Use minimum disclosure policy to release the information

When charting the assessment of a client, the nurse writes, "Client is depressed." This documentation is an example of:

interpretation of data.

Which actions should the nurse perform to limit casual access to the identity of clients? Select all that apply.

lacing fax machines, filing cabinets, and medical records in areas that are off-limits to the public Obscuring identifiable names of clients and private information about clients on clipboards Keeping record of people who have access to clients' records

A nurse is maintaining a problem-oriented medical record for a client. Which component of the record describes the client's responses to what has been done and revisions to the initial plan?

progress notes

A client made a formal request to review his or her medical records. With review, the client believes there are errors within the medical record. What is the most appropriate nursing response?

According to HIPAA legislation, you have a right to request changes to inaccurate information."

A nurse manager is discussing a nurse's social media post about an interesting client situation. The nurse states, "I didn't violate client privacy because I didn't use the client's name." What response by the nurse manager is most appropriate?

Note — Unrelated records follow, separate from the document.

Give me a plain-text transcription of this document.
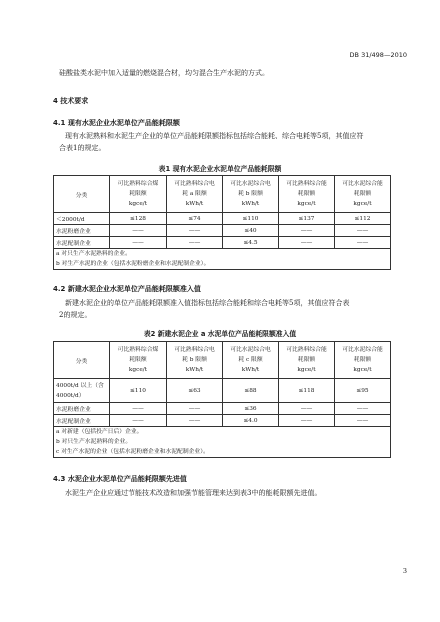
DB 31/498—2010
硅酸盐类水泥中加入适量的燃烧混合材，均匀混合生产水泥的方式。
4 技术要求
4.1 现有水泥企业水泥单位产品能耗限额
现有水泥熟料和水泥生产企业的单位产品能耗限额指标包括综合能耗、综合电耗等5项，其值应符
合表1的规定。
表1 现有水泥企业水泥单位产品能耗限额
分类	可比熟料综合煤
耗限额
kgce/t	可比熟料综合电
耗 a 限额
kWh/t	可比水泥综合电
耗 b 限额
kWh/t	可比熟料综合能
耗限额
kgce/t	可比水泥综合能
耗限额
kgce/t

＜2000t/d	≤128	≤74	≤110	≤137	≤112
水泥粉磨企业	——	——	≤40	——	——
水泥配制企业	——	——	≤4.5	——	——

a 对只生产水泥熟料的企业。
b 对生产水泥的企业（包括水泥粉磨企业和水泥配制企业）。					
4.2 新建水泥企业水泥单位产品能耗限额准入值
新建水泥企业的单位产品能耗限额准入值指标包括综合能耗和综合电耗等5项，其值应符合表
2的规定。
表2 新建水泥企业 a 水泥单位产品能耗限额准入值
分类	可比熟料综合煤
耗限额
kgce/t	可比熟料综合电
耗 b 限额
kWh/t	可比水泥综合电
耗 c 限额
kWh/t	可比熟料综合能
耗限额
kgce/t	可比水泥综合能
耗限额
kgce/t

4000t/d 以上（含
4000t/d）	≤110	≤63	≤88	≤118	≤95
水泥粉磨企业	——	——	≤36	——	——
水泥配制企业	——	——	≤4.0	——	——

a 对新建（包括投产日后）企业。
b 对只生产水泥熟料的企业。
c 对生产水泥的企业（包括水泥粉磨企业和水泥配制企业）。					
4.3 水泥企业水泥单位产品能耗限额先进值
水泥生产企业应通过节能技术改造和加强节能管理来达到表3中的能耗限额先进值。
3
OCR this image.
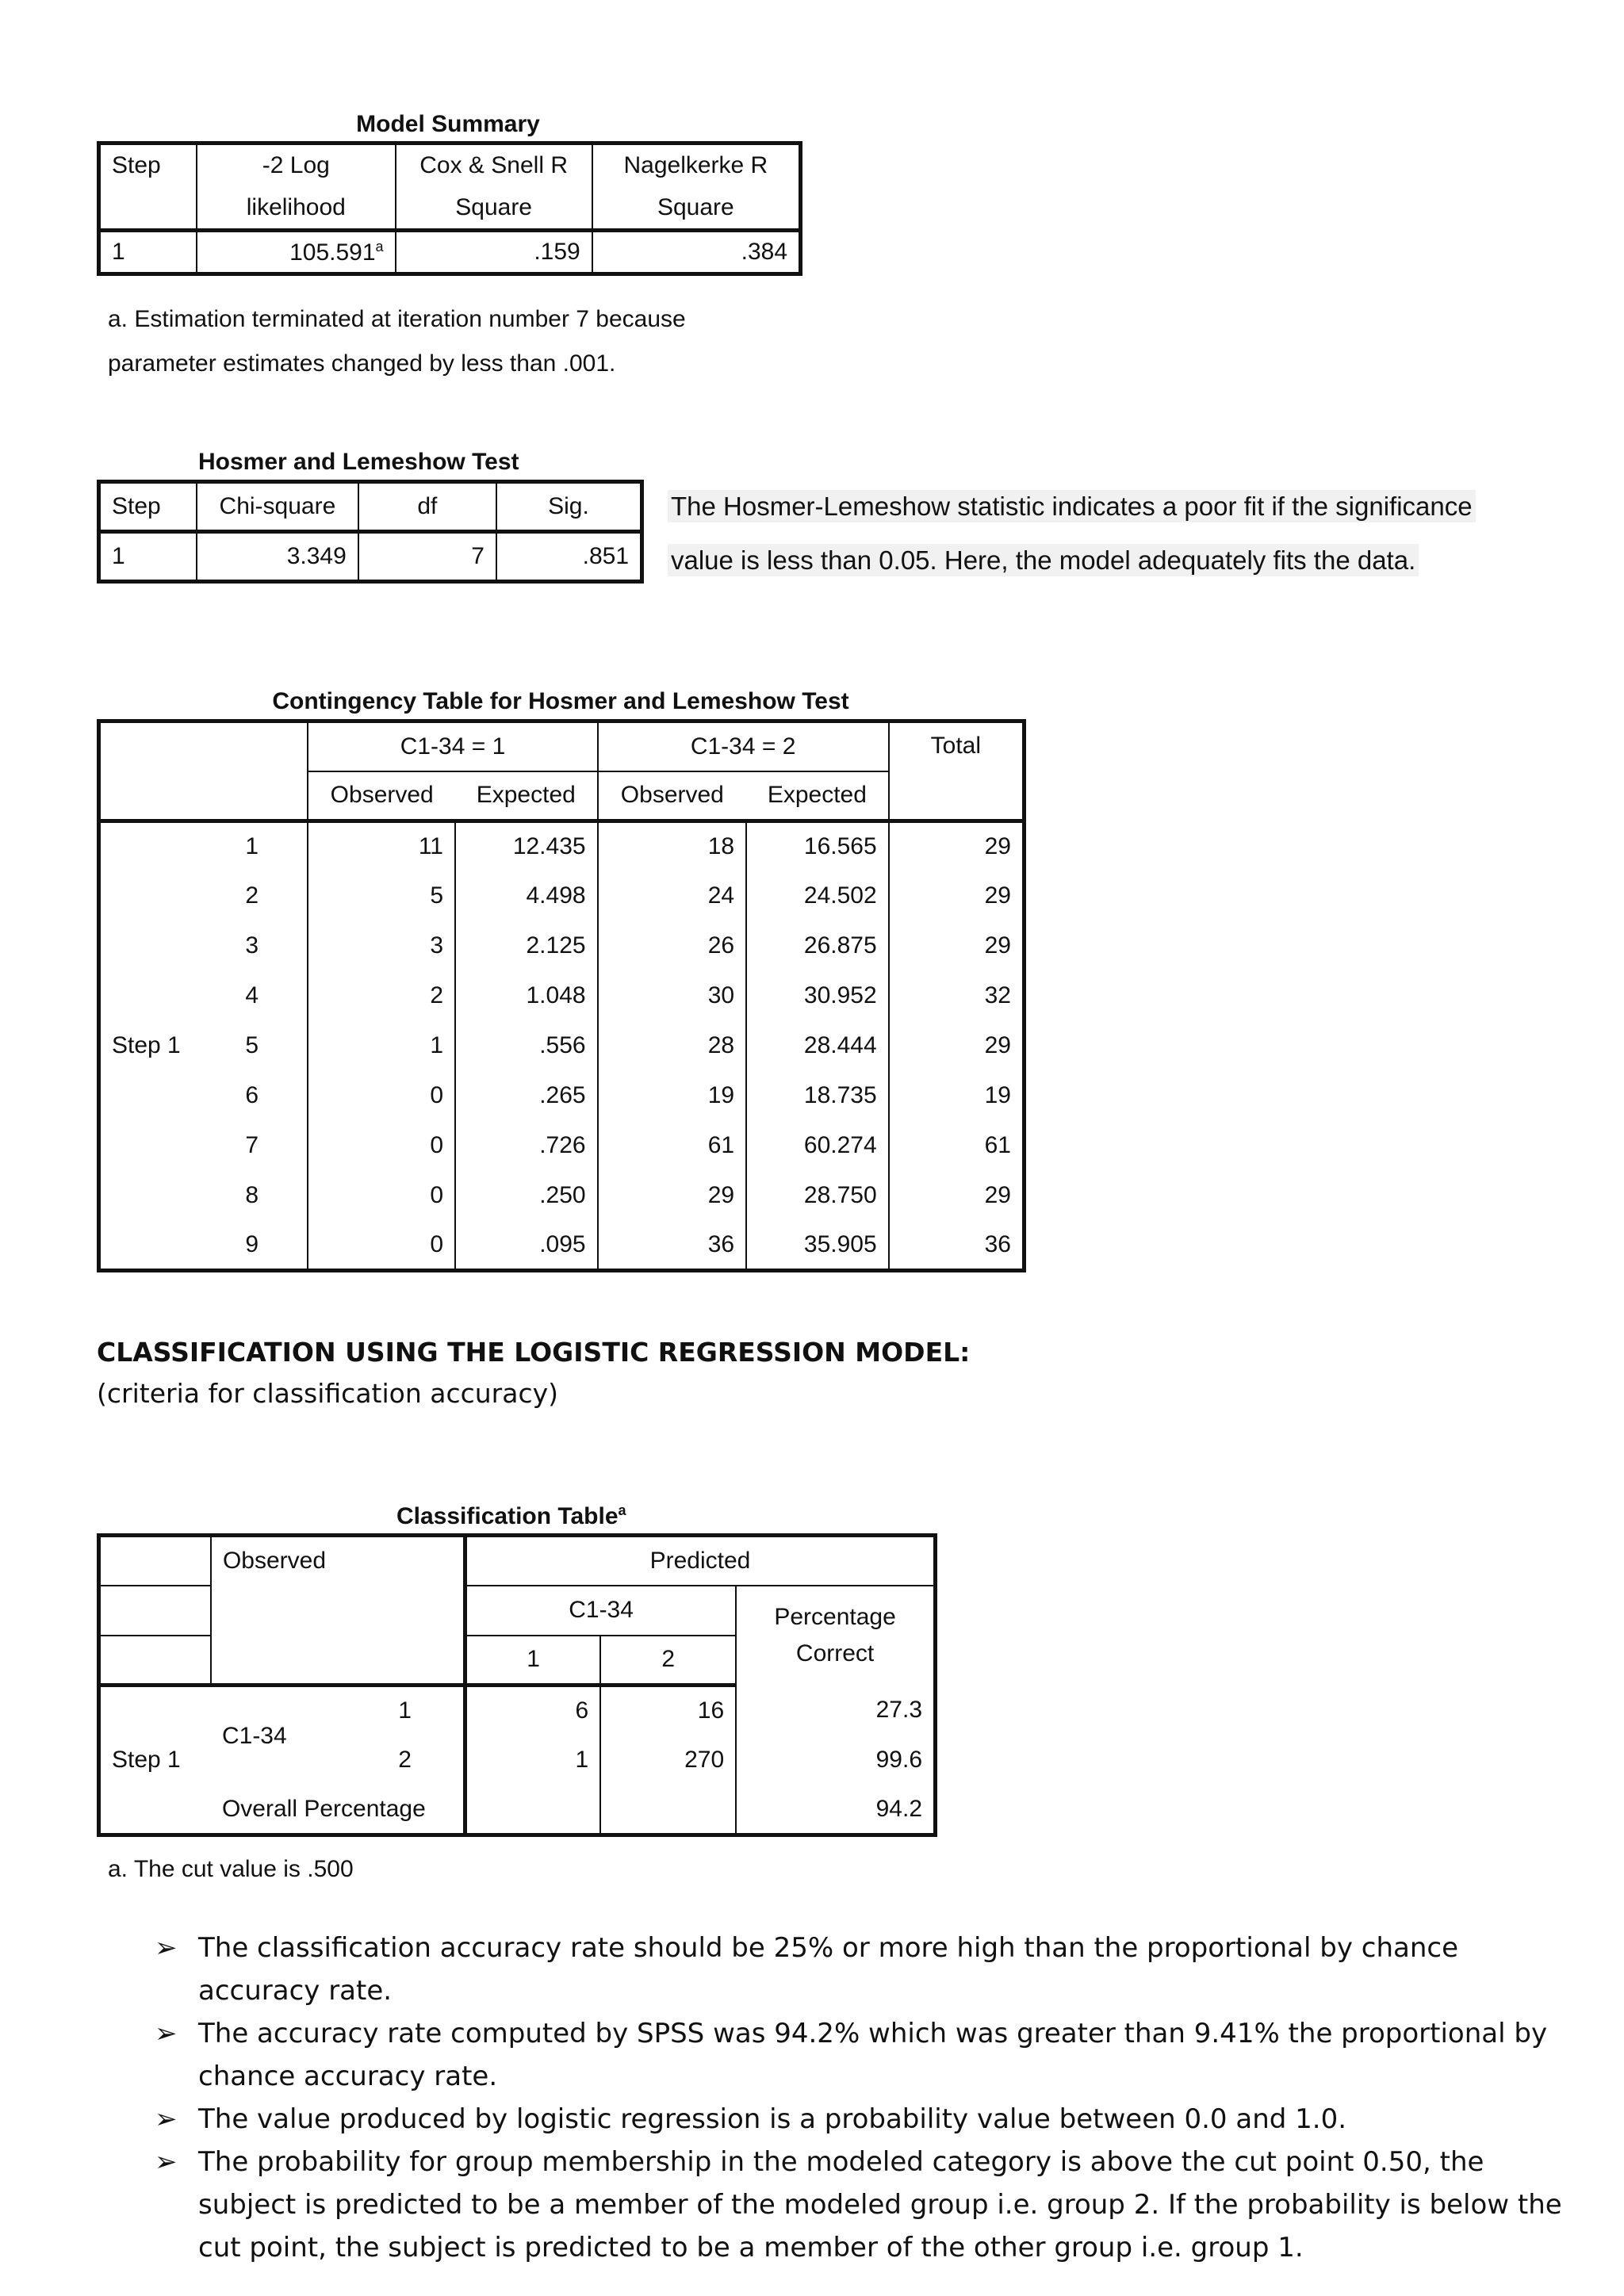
Model Summary
Step	-2 Log	Cox & Snell R	Nagelkerke R
	likelihood	Square	Square
1	105.591$^a$	.159	.384
a. Estimation terminated at iteration number 7 because
parameter estimates changed by less than .001.
Hosmer and Lemeshow Test
Step	Chi-square	df	Sig.
1	3.349	7	.851
The Hosmer-Lemeshow statistic indicates a poor fit if the significance
value is less than 0.05. Here, the model adequately fits the data.
Contingency Table for Hosmer and Lemeshow Test
		C1-34 = 1		C1-34 = 2		Total
		Observed	Expected	Observed	Expected	
Step 1	1	11	12.435	18	16.565	29
	2	5	4.498	24	24.502	29
	3	3	2.125	26	26.875	29
	4	2	1.048	30	30.952	32
	5	1	.556	28	28.444	29
	6	0	.265	19	18.735	19
	7	0	.726	61	60.274	61
	8	0	.250	29	28.750	29
	9	0	.095	36	35.905	36
CLASSIFICATION USING THE LOGISTIC REGRESSION MODEL:
(criteria for classification accuracy)
Classification Table$^a$
	Observed		Predicted		
			C1-34		Percentage
Correct

			1	2	

Step 1	C1-34	1	6	16	27.3
		2	1	270	99.6
	Overall Percentage				94.2
a. The cut value is .500
➢ The classification accuracy rate should be 25% or more high than the proportional by chance accuracy rate.
➢ The accuracy rate computed by SPSS was 94.2% which was greater than 9.41% the proportional by chance accuracy rate.
➢ The value produced by logistic regression is a probability value between 0.0 and 1.0.
➢ The probability for group membership in the modeled category is above the cut point 0.50, the subject is predicted to be a member of the modeled group i.e. group 2. If the probability is below the cut point, the subject is predicted to be a member of the other group i.e. group 1.
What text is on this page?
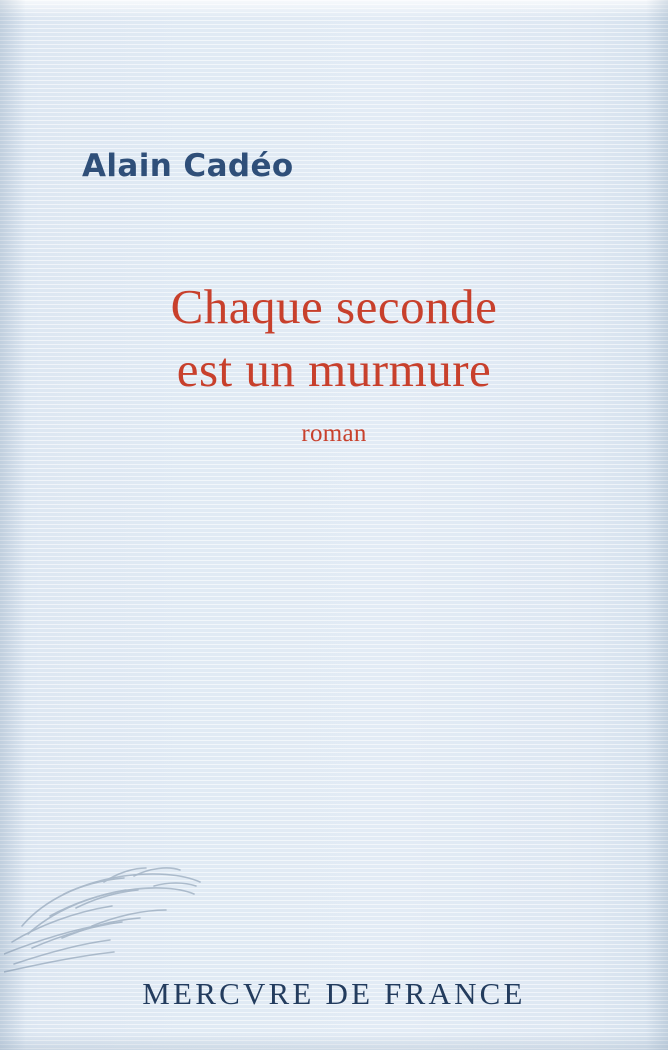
Alain Cadéo
Chaque seconde
est un murmure
roman
MERCVRE DE FRANCE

Any information that can identify a person is considered a breach of client privacy."

The nurse is finding it difficult to plan and implement care for a client and decides to have a nursing care conference. What action would the nurse take to facilitate this process?

The nurse meets with nurses or other health care professionals to discuss some aspect of client care

The nurse is interviewing a newly admitted client. Quoting statements made by the client will help in maintaining what type of assessment data?